One of Europe's most influential business people confirms Brexit has killed appetite to invest in London

One of Europe’s most influential businessmen questioned London’s future as a financial centre in the wake of Brexit and said the UK is no longer “first on the list” for new investments.

Swedish industrialist Jacob Wallenberg has a family foundation that hold massive stakes in some of the world’s largest companies, such as pharmaceutical giant AstraZeneca and automaker Saab, which generate around $130 billion (£102.9 billion) in revenue.

In an interview with the Financial Times, Wallenberg said that when Brits voted for a Brexit on June 23, it was “one of the worst days of my professional life.”

Here are some highlights from the FT interview:

On investing in expansion — “For those of us who have the liberty to wait a while, we will wait a while.

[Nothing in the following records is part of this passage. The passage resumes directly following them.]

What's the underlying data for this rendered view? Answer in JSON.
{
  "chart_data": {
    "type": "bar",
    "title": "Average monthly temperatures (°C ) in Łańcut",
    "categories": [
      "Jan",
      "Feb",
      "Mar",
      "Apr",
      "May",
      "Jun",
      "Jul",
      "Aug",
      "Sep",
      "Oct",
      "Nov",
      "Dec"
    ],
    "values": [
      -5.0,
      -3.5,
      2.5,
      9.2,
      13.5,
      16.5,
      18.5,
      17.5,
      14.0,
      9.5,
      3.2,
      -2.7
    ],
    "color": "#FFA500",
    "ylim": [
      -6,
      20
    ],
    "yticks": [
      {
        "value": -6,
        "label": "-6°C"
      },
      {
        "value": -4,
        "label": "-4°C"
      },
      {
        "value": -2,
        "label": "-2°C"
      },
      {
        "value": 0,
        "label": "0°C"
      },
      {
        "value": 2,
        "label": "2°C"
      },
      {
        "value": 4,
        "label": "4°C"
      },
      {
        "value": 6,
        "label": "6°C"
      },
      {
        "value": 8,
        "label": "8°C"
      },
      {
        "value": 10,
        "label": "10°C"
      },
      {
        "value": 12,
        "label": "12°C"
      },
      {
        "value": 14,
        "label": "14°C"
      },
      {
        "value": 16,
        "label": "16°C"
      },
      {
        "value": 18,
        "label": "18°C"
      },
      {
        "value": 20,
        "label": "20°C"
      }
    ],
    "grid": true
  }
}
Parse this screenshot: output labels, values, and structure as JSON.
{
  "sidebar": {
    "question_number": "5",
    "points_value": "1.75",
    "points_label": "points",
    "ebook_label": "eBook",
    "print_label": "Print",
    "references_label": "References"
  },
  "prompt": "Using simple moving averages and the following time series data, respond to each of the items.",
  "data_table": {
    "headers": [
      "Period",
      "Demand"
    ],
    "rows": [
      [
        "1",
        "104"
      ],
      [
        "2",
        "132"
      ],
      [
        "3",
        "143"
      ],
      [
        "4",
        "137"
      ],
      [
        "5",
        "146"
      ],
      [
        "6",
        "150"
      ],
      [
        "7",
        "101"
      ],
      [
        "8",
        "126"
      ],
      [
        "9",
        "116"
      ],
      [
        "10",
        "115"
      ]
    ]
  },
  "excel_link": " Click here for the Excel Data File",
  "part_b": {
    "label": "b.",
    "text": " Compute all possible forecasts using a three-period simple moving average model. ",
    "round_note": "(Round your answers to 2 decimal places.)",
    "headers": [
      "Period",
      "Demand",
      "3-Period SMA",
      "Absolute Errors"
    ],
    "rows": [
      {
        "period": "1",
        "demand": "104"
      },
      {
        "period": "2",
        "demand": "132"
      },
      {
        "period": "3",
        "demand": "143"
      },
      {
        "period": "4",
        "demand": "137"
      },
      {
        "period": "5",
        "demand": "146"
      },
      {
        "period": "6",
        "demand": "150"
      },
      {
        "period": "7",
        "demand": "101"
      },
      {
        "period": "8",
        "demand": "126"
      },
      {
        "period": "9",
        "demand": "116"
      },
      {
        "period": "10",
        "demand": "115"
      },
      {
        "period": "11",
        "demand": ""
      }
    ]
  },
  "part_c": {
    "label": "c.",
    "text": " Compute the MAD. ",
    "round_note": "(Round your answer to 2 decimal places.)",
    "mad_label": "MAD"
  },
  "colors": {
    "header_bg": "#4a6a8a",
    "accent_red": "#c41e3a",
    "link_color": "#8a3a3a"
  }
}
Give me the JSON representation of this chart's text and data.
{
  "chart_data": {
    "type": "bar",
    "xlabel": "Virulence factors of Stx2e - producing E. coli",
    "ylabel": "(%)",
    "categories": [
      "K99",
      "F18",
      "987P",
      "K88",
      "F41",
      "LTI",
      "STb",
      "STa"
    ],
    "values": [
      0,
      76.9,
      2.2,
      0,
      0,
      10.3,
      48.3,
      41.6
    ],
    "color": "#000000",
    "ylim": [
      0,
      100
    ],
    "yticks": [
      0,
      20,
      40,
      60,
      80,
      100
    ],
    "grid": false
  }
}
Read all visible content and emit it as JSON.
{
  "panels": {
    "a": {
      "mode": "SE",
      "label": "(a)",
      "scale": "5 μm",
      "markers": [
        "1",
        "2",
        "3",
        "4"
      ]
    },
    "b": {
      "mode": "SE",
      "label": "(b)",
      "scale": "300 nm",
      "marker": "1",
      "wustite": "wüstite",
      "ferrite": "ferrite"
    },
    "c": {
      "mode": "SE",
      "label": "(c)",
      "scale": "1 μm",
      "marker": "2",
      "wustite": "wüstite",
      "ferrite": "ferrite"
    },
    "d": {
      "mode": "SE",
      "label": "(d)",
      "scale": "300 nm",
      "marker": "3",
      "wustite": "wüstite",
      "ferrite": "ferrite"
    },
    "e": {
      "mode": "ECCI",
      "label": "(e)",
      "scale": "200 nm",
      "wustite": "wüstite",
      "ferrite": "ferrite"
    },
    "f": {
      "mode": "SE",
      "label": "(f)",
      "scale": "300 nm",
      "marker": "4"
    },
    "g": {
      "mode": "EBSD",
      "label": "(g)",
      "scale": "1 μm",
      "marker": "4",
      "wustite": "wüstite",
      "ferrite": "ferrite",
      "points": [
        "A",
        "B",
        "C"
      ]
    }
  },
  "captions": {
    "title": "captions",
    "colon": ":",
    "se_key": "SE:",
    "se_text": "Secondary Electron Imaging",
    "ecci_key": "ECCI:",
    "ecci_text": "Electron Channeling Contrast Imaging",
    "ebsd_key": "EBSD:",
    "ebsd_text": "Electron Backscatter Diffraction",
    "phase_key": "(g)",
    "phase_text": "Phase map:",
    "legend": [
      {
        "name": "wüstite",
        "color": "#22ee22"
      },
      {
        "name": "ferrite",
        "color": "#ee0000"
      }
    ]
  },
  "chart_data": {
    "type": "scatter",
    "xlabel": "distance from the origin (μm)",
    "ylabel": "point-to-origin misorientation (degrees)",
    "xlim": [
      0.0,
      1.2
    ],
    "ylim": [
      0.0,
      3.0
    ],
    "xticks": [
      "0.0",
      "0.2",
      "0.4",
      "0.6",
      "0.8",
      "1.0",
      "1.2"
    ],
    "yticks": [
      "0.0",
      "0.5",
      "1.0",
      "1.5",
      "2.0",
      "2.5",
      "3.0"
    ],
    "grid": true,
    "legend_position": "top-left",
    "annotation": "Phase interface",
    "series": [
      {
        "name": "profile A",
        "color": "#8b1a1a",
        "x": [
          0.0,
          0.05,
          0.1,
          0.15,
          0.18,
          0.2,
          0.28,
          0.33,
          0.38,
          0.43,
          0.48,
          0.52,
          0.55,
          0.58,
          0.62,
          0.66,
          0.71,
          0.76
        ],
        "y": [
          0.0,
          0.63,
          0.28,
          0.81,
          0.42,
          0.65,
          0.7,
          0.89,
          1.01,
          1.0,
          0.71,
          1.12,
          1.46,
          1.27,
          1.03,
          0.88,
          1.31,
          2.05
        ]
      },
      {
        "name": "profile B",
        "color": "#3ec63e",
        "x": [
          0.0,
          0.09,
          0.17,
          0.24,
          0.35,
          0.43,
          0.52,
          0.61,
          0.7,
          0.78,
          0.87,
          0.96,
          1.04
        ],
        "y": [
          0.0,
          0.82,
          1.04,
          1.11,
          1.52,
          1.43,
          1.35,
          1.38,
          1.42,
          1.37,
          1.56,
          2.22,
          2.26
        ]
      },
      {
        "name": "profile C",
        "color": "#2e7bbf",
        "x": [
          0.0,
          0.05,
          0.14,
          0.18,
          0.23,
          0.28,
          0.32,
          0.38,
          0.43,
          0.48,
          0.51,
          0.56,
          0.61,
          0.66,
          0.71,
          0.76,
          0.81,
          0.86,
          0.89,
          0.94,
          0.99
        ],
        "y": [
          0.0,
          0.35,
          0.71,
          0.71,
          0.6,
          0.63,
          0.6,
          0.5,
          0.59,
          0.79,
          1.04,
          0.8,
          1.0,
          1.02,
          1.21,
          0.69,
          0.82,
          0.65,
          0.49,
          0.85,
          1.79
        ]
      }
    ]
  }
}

For the time being there are so many outstanding questions that the UK is not the first country on the list for investments and this will remain for some time.”

Where London ranks on his investment list — “Am I, at this point in time, going to put new capacity in Britain? No.”

The future of London’s role in the financial markets — “For all of Europe, the axis London-Berlin-Paris is over. London has always been standing up for a libertarian view but is no longer at the table. It will be replaced by the axis Paris-Berlin, which has a very different view of economics. London is the centre of global financial markets, and that is being put into question. This is not in the interest of either the UK or Europe.”

The loss of passporting rights following Brexit is one of the biggest fear’s in the City of London. If the passport is taken away, then London could cease to be the most important financial centre in Europe, costing the UK thousands of jobs and billions in revenues.

Around 5,500 firms registered in the UK rely on the European Union’s passporting rights for the financial services sector, and they turn over about £9 billion in revenue.